- Sebagaimana telah dikemukakan, tujuan disyariatkannya nikah adalah agar terpelihara keturunan nasab,
sebagaimana yang telah difirmankan oleh Allah SWT di dalam Al-Qur'an surah
an-Nahl ayat 72.Pengertian
nasab adalah pertalian kekeluargaan berdasarkan hubungan darah melalui
akad perkawinan yang sah.
Dari pengertian tersebut, untuk dapat menghubungkan nasab seorang anak kepada ayahnya, dibutuhkan dua syarat: hubungan darah dan akad perkawinan yang sah. Bila hanya terdapat satu syarat, baik hubungan darah saja maupun akad perkawinan yang sah saja, nasab tidak bisa dihubungkan diantara keduanya.
Para ulama mazhab sependapat bahwa dalam hal perkawinan yang sah, bila seorang perempuan melahirkan anak, anak itu bisa dihubungkan nasabnya kepada suaminya.
Akan tetapi, untuk dapat menghubungkan nasab anak kepada ayahnya, terdapat beberapa syarat yang harus dipenuhi, diantaranya: anak tersebut dilahirkan setelah berlalunya waktu enam bulan sejak terjadinya akad nikah (menurut Hanafiyah) atau enam bulan sejak terjadinya persetubuhan suami istri (menurut mayoritas ulama mazhab). Bila anak lahir kurang dari enam bulan dari waktu akad atau dari persetubuhan suami istri, anak itu tidak bisa dihubungkan nasabnya kepada suami wanita yang melahirkannya itu. Hal ini bisa menjadi petunjuk bahwa kehamilan telah terjadi sebelum terjadinya perkawinan, kecuali jika suami mengakui bahwa anak yang dilahirkan itu adalah anaknya dan mengakui pula dirinyalah yang mehamili wanita itu sebelum ia menikahinya.

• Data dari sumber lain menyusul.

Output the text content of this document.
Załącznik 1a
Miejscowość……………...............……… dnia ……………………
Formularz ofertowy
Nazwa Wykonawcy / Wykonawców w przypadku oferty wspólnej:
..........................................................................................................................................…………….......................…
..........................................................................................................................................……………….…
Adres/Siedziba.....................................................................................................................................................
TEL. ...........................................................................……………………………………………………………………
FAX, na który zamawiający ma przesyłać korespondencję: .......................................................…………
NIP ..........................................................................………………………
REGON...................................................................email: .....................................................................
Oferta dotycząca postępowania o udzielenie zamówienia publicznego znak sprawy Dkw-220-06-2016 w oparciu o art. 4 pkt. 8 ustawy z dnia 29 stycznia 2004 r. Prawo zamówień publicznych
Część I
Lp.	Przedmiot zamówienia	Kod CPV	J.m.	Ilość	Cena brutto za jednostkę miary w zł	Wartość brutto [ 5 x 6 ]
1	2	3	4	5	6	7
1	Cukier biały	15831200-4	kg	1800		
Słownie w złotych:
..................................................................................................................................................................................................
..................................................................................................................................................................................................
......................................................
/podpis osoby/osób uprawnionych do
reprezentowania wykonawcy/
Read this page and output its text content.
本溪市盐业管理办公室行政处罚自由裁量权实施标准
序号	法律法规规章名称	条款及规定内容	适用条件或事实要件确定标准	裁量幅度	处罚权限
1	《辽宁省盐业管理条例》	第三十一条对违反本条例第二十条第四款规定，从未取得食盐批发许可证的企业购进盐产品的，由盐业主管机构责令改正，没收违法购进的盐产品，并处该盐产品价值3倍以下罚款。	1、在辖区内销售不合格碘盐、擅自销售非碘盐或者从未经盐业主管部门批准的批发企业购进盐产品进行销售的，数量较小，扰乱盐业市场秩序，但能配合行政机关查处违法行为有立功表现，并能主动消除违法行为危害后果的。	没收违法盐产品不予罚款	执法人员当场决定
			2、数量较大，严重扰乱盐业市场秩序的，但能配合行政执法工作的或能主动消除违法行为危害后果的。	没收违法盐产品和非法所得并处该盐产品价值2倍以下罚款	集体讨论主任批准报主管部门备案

Dalam hal pernikahan wanita hamil akibat zina, sebelum berbicara masalah penentuan nasab, terlebih dahulu kita kembali kepada pendapat para ulama tentang status hukum akad nikah wanita hamil akibat zina itu.
1. Ulama Hanafiyah berpendapat bawa hukum akad nikah wanita hamil akibat zina adalah sah, baik dengan laki-laki yang menghamilinya maupun dengan laki-laki lain (dalam hal dengan laki-laki lain, Abu Yusuf dan Za'far berpendapat tidak sah). Karena perkawinannya sah, bila anak lahir setelah berlalu waktu enam bulan dari waktu akad, tidak bisa dihubungkan nasabnya kepada suami ibunya itu kecuali jika si suami itu mengakuinya.
2. Ulama Syafi'iyah berpendapat bahwa hukum akad nikah wanita hamil akibat zina adalah sah, baik dengan laki-laki yang menghamilinya maupun dengan laki-laki lain. Dengan demikian, bila anak lahir setelah berlalu waktu enam bulan sejak persetubuhan suami istri, anak itu dinasabkan kepada suami dari ibunya, tapi bila anak lahir kurang dari enam bulan, tidak bisa dihubungkan nasabnya kepada suami dari ibunya itu kecuali bila suami mengakuinya.
3. Ulama Malikiyah dan Hanabilah berpendapat bahwa hukum pernikahan wanita hamil akibat zina adalah tidak sah. Karena itu, tidak ada hubungan nasab antara anak yang dilahirkan dan laki-laki yang menikahi ibunya itu karena hukum akad nikahnya sendiri tidak sah.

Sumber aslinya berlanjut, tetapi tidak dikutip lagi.